The four of us would play the card game hearts for hours on end but Crisp and McMaster were two of the most competitive people I’ve ever met – and I’m no slouch myself. And if one of them couldn’t win, all they cared was that the other didn’t win either. Plenty of swearing and plenty of card throwing as we rolled down the highway.
By the middle of my second season, I’d have this horrible feeling in the pit of my stomach at the start of every road trip because I was so petrified of playing cards with them. (You have to remember, I was only about 25 at the time, not much older than the players themselves.)
Finally, during one trip, I snapped.
I stood up and started yelling that I couldn’t take the pressure of playing cards with them and getting screamed at by one or the other. I told them I was never playing cards with them again. I can remember they looked at me dumbfounded. The pressure cooker had popped its top. But I stuck to my guns – I never played cards again on the bus.
I can remember one early road trip – it might have been the first one I was ever on – and we were on our way from Cornwall after a game, I think, back to the hotel in Kingston.
Crisp leaned around his seat and whispered to me something like “What you’re about to hear stays on the bus, OK?” I had no idea what he was talking about and just said “Sure.”
He got out of his seat and started walking up and down the aisle. He launched into a foaming, frothing tirade that scared even me – and I was just the reporter. I pulled a magazine out of my bag and pretended to read it.
Wherever Crisp stopped in the aisle, he’d look at the player closest to him and launch into a screaming fit about some deficiency in that player’s performance. No one was spared. I was afraid he’d stop next to me and yell at me for using an adverb improperly or not having the right tense on a verb.
Eventually, he ran out of steam and sat down. And then I went to change my underwear.
That season, ’83-84, and the following one when the Greyhounds went to the Memorial Cup, were easy to cover as a reporter because the team was so successful. And really, those teams were stacked with great players – Rick Tocchet, Wayne Groulx, Chris Felix, Steve Graves, Jeff Beukeboom, Bob Probert, Graeme Bonar, hometown boy Mike Oliverio.
And the memories.
There was the night London Knights coach Don Boyd was so enraged with his team’s performance at Memorial Gardens that he didn’t let his players change out of their uniforms. They filed onto the bus in full equipment with their street shoes on. “If they’re going to play like peewees, I’m going to treat them like peewees,” he told me.
There was the time I went into the Hounds’ office half an hour before a game and no one was there scarfing down the doughnuts, which was odd.
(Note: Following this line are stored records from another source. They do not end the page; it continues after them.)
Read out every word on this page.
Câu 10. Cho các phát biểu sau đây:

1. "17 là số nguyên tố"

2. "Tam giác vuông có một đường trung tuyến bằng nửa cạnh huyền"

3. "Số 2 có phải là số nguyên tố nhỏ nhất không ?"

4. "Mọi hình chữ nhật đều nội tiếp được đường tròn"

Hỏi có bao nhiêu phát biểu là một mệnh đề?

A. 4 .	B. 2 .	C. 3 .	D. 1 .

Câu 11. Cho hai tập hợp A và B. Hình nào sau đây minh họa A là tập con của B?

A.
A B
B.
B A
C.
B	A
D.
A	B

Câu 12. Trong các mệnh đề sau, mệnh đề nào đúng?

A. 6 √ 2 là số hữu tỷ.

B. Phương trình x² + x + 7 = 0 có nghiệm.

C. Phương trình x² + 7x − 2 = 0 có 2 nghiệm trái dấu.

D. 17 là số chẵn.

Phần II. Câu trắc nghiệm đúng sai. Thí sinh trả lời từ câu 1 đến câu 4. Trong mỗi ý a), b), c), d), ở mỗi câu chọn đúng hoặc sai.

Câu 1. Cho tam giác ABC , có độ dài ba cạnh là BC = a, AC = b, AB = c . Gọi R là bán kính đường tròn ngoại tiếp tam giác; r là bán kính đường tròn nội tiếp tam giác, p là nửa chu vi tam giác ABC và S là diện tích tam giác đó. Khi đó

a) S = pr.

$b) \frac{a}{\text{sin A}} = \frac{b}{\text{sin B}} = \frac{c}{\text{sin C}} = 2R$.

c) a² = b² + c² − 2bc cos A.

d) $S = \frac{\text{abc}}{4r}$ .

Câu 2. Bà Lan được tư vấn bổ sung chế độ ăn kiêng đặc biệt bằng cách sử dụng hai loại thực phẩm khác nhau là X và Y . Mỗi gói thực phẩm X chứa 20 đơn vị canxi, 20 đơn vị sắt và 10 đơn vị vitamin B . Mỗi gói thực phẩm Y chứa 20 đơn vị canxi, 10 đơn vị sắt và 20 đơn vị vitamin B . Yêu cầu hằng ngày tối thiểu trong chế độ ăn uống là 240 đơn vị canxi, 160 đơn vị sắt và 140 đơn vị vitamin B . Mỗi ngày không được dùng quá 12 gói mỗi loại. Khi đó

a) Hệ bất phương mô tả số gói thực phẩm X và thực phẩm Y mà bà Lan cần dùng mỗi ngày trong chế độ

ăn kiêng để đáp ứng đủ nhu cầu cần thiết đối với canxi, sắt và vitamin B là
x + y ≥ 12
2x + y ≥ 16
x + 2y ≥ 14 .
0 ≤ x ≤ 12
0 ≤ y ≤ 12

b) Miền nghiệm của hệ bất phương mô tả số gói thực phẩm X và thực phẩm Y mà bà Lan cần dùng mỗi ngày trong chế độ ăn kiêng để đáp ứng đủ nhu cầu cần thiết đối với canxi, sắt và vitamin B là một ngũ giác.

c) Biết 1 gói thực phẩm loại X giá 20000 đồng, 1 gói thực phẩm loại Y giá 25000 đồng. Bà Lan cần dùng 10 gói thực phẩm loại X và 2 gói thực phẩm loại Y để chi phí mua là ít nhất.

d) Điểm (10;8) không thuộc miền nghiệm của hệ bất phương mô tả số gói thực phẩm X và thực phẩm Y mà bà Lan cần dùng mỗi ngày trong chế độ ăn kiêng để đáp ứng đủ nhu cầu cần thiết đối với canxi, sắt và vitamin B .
I asked the lone person in the office what was going on and she nodded toward the ice.
I poked my head out and there was a full-scale brawl in progress between all of the members of the Hounds and the North Bay Centennials. One of the Greyounds – Chris Brant, I think – had one unfortunate North Bay player pinned on the Centennials’ bench and all I could see was Brant’s arm pumping up and down like a piston.
There was the infamous time at Hamilton’s Mountain Arena, when the Hounds’ game against the Hamilton Steelhawks erupted in an on-ice riot that was sickening to watch. The rumour is both teams were banished from Global’s Game of the Week because of that display.
So many memories. So many stories. So much fun.
Which is why it’s pretty easy for me when it comes to my rooting interest in this OHL final.
Hound Power. Love that red and white.